Anche la Repubblica di San Marino si è svegliata oggi, giovedì 8 gennaio, avvolta da un clima rigidissimo che sta interessando l’intera area romagnola. La colonnina di mercurio sul Titano è scesa fino a toccare i -4 gradi, inserendosi in un quadro meteorologico caratterizzato da estese gelate che hanno reso difficoltosa la circolazione pedonale e veicolare nelle prime ore della giornata.

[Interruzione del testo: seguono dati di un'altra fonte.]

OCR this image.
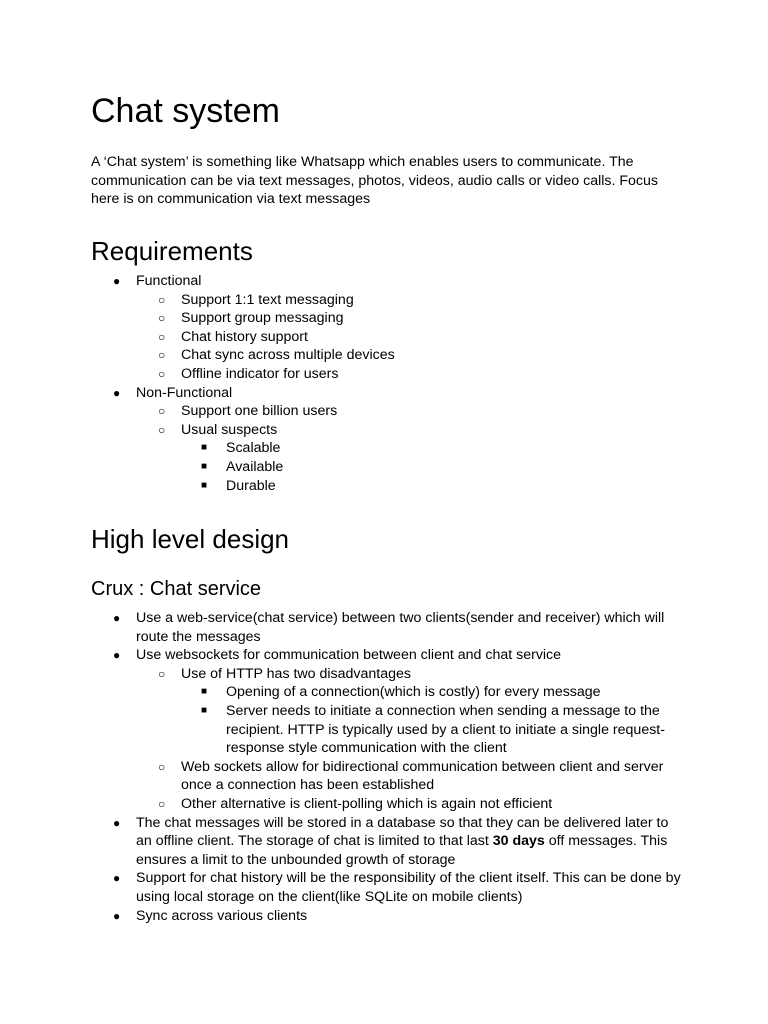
Chat system

A ‘Chat system’ is something like Whatsapp which enables users to communicate. The communication can be via text messages, photos, videos, audio calls or video calls. Focus here is on communication via text messages

Requirements
●	Functional
○	Support 1:1 text messaging
○	Support group messaging
○	Chat history support
○	Chat sync across multiple devices
○	Offline indicator for users
●	Non-Functional
○	Support one billion users
○	Usual suspects
■	Scalable
■	Available
■	Durable
High level design
Crux : Chat service
●	Use a web-service(chat service) between two clients(sender and receiver) which will route the messages
●	Use websockets for communication between client and chat service
○	Use of HTTP has two disadvantages
■	Opening of a connection(which is costly) for every message
■	Server needs to initiate a connection when sending a message to the recipient. HTTP is typically used by a client to initiate a single request-response style communication with the client
○	Web sockets allow for bidirectional communication between client and server once a connection has been established
○	Other alternative is client-polling which is again not efficient
●	The chat messages will be stored in a database so that they can be delivered later to an offline client. The storage of chat is limited to that last 30 days off messages. This ensures a limit to the unbounded growth of storage
●	Support for chat history will be the responsibility of the client itself. This can be done by using local storage on the client(like SQLite on mobile clients)
●	Sync across various clients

La situazione sammarinese riflette un contesto più ampio di freddo intenso che ha colpito le zone limitrofe, con valori ancora più estremi nelle aree di pianura e nell’entroterra. Se a San Marino si sono registrati 4 gradi sotto lo zero, la vicina Rimini è scesa a -4,9 gradi e Cesena a -3,9. Tuttavia, i picchi di freddo più acuto si sono verificati nell’entroterra ravennate e forlivese, dove le temperature sono crollate fino a superare la soglia dei -11 gradi. Località come Sasso Morelli e Granarolo Faentino hanno segnato rispettivamente -11,1 e -11 gradi, mentre Ponte Uso si è attestata a -10,5. Le condizioni di gelo diffuso hanno comportato la formazione di ghiaccio su strade e marciapiedi, richiedendo massima prudenza a chi si è messo in viaggio questa mattina.
Per quanto riguarda l’evoluzione meteorologica nelle prossime ore, le previsioni elaborate da Arpae Emilia-Romagna indicano un avvio di giornata con cieli sereni o poco nuvolosi. Tuttavia, la situazione è destinata a mutare nel corso della tarda mattinata, quando è atteso un progressivo aumento della copertura nuvolosa a partire dai settori occidentali. Il quadro termico prevede valori minimi in ulteriore calo, oscillanti tra i -2 e i -7 gradi, mentre le temperature massime rimarranno pressoché stazionarie, comprese tra i 2 e i 5 gradi.